SWIFT: Könnte Russland auf Bitcoin und Co ausweichen?

(Emden-Research.com – 13:49 Uhr) – Der Westen hat seine Sanktionen gegen Russland wegen seines Angriffs auf die Ukraine ausgeweitet. Auch ein Ausschluss Russlands vom Zahlungsnetzwerk “SWIFT” liegt auf dem Tisch. Könnte Russland in diesem Szenario mithilfe von Krypto Assets wie Bitcoin und Ether Sanktionen realistisch ausweichen? Welche Folgen sind für die Branche in Zukunft zu erwarten.

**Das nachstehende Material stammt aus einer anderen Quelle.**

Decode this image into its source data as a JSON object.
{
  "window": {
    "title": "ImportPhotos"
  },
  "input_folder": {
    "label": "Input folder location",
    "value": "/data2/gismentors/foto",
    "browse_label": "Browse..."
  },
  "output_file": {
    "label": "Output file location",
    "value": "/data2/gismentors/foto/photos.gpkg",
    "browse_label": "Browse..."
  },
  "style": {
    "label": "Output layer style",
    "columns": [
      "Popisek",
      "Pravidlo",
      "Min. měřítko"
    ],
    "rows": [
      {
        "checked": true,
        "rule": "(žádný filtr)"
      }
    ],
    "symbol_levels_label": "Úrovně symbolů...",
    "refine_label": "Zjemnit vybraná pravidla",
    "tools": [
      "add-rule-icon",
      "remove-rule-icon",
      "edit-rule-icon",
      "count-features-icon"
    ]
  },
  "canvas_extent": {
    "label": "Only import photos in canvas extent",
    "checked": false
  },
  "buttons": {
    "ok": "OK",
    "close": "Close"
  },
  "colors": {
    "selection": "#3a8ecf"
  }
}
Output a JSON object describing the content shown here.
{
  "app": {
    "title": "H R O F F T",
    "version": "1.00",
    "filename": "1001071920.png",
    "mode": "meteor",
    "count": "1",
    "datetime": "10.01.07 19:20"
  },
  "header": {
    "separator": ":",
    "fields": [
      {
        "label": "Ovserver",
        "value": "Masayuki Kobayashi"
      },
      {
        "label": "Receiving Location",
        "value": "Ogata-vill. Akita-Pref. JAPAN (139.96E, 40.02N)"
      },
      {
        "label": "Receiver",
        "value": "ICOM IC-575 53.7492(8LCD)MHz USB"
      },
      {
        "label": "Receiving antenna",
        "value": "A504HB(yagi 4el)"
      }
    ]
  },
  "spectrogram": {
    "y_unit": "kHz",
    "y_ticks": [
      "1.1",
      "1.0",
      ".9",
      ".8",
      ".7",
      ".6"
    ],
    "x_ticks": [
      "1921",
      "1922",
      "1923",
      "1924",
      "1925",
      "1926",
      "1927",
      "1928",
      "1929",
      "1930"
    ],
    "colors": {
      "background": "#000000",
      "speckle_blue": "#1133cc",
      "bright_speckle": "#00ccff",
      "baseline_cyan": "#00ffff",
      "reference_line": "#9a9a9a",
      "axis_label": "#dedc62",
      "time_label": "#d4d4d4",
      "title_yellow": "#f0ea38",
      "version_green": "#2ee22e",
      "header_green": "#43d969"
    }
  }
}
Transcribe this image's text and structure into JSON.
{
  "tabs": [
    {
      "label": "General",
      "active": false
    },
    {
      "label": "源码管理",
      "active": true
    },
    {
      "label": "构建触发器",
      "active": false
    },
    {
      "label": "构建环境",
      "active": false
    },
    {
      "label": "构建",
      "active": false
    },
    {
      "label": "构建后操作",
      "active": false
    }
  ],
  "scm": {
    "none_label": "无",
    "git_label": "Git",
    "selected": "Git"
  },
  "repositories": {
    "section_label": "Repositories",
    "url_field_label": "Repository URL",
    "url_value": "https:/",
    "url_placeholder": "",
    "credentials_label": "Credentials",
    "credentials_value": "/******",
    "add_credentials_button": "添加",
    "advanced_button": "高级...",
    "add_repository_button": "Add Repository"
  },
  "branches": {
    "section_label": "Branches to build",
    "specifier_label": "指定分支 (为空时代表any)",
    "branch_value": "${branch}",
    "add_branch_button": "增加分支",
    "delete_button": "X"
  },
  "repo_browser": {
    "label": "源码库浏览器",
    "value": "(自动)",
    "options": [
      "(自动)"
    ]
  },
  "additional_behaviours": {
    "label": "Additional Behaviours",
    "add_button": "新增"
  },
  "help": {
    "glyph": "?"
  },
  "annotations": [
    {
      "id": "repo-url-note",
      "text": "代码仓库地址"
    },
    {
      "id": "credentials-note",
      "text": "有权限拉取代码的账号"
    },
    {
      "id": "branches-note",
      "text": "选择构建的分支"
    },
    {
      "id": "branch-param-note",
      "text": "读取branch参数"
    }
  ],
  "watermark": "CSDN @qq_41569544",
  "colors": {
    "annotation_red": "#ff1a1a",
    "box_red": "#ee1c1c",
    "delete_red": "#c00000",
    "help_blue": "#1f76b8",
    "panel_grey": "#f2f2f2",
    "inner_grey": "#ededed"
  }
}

Bitcoin und Co fungieren womöglich als geeignetes Vehikel, um Vermögenswerte zu parken und vor Sanktionen zu schützen
Zu erwarten ist, dass in erster Linie russische Milliardäre und Oligarchen auf Krypto Assets umsteigen werden, um etwaige Finanzblockaden zu umgehen. Kurzfristig bieten Bitcoin und Co durchaus ein geeignetes Vehikel, um Vermögenswerte zu parken und damit vor Sanktionen zu schützen. Praktisch dürfte es für Russland herausfordernd sein, Geschäfte in der Realwirtschaft mit Bitcoin abzuwickeln, da schlichtweg die Akzeptanz auf mindestens einer Seite fehlen sollte. Praxis und Theorie klaffen hier deutlich auseinander. Zumindest aus kurzfristiger Sicht dürfte es Russland nicht gelingen, via Bitcoin und Co einen Ausschluss SWIFTs zu kompensieren.  


Mögliche Auswirkungen auf Bitcoin und Co

Sollte Russland mit einem Ausschluss von SWIFT belangt werden, dürften die Bestreben forciert werden, das eigene Bezahlsystem für internationale Zahlungen für den Westen auszuschließen und mit Verbündeten gleichzeitig zu koppeln.Die Pläne zur Entwicklung einer eigenen digitalen Staatswährung dürften in Zukunft seitens Russlands intensiviert werden. Nicht ohne Grund hat Wladimir Putin in jüngster Zeit Toleranz gegenüber Bitcoin und Co signalisiert.
Die Art und Weise, wie Geschäfte rund um den Globus derzeit abgewickelt werden, könnte sich in Zukunft nachhaltig ändern. Die militärische Eskalation im Ukraine-Russland-Konflikt dient womöglich als Anstoß für die wichtigsten Volkswirtschaften, sich verstärkt mit Krypto Assets und der zugrundeliegenden Blockchain-Technologie auseinanderzusetzen.Die Vereinigten Staaten und Europa dürften in Zukunft ihre Regulierungsbestreben in Bezug auf Bitcoin und Co weiter verstärken. Sollte es Russland gelingen, mithilfe von Krypto Assets trotz eines möglichen SWIFT-Ausschlusses an der Realwirtschaft zu partizipieren, droht ein globaler Regulierungsschock. Dann dürfte es nicht lange dauern, bis die bereits angelegten Daumenschrauben festgezogen werden.